На обсуждении отмечалось, что запрещение спектакля… – это сознательная попытка закрыть глаза на целое явление в нашей культуре. Ведь нет никакой конкретной критики спектакля, не с кем спорить о его возможных недостатках, так как их никто не называет, даже не видно, с кем надо спорить. Ведь Главное управление культуры под руководством В. С. Анурова так и не прислало комиссию для просмотра спектакля. ‹…› Не предъявлено режиссеру и актерам никаких конкретных замечаний; им просто не разрешают играть спектакль, а, запретив, делают вид, что и сам вопрос о Высоцком снят.

Высоцкого, Любимова, актеров обвиняют чуть ли не в антисоветизме. Да умно ли вообще говорить такое об актере, который мог совершенно свободно столько раз выезжать за границу, и никто даже думать не мог, что он там останется.

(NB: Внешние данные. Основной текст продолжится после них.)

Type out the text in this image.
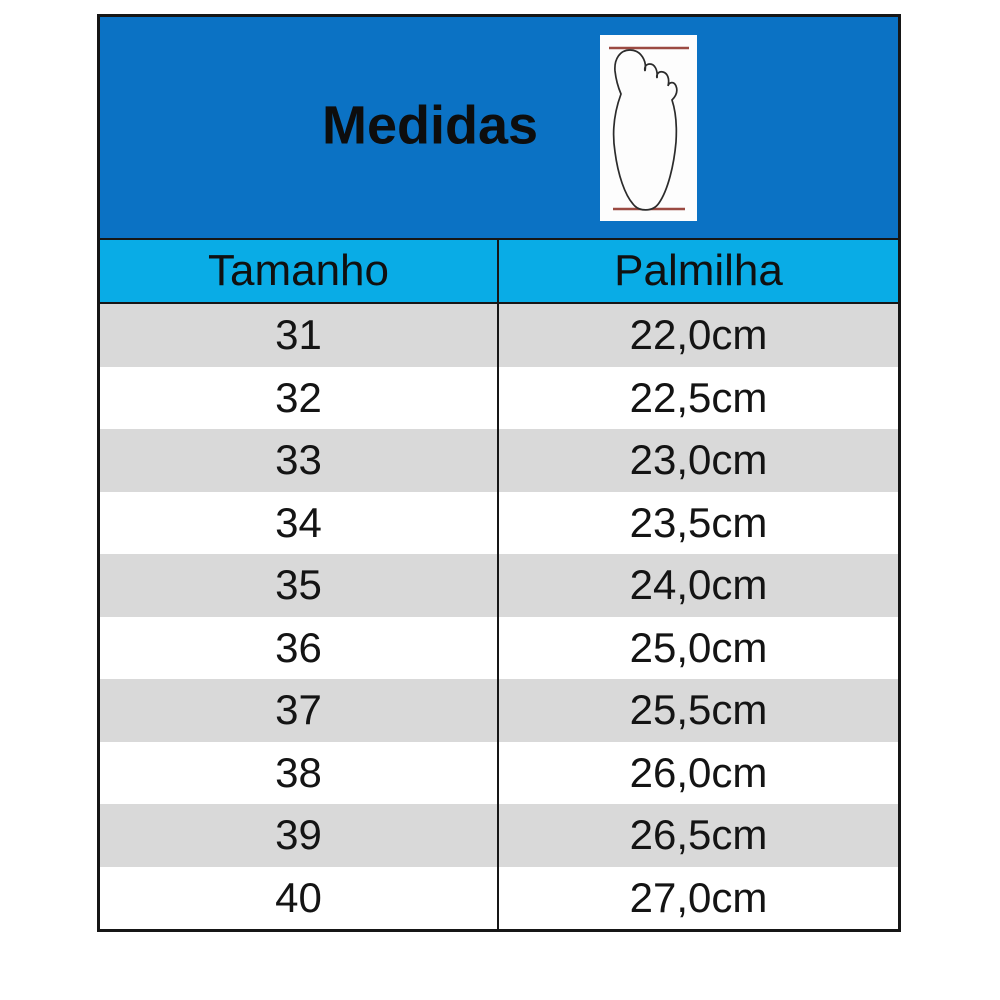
Medidas
Tamanho	Palmilha
31	22,0cm
32	22,5cm
33	23,0cm
34	23,5cm
35	24,0cm
36	25,0cm
37	25,5cm
38	26,0cm
39	26,5cm
40	27,0cm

Впрочем, он и сам писал:

Как поверили этому бреду.

Не волнуйтесь, я не уехал,

Не надейтесь, я не уеду!

[1111]


Умно ли обвинять в антисоветизме человека, столь любимого и почитаемого большинством советского народа, человека, все творчество которого – боль и радость, горе и праздник, смех и слезы этого самого народа.

Умно ли обвинять в антисоветизме Ю. П. Любимова – режиссера, имеющего ослепительную славу в целом мире – мы порой и не представляем, насколько она велика, – обреченного, как говорится, на успех в любом крупнейшем театре мира и ни разу не изменившего своему родному русскому искусству?

Умно ли обвинять в антисоветизме Н. Губенко – одного из выдающихся актеров театра и кинорежиссера, который с 6 лет рос без родителей и для которого наша отчизна в буквальном смысле заменила и отца и мать?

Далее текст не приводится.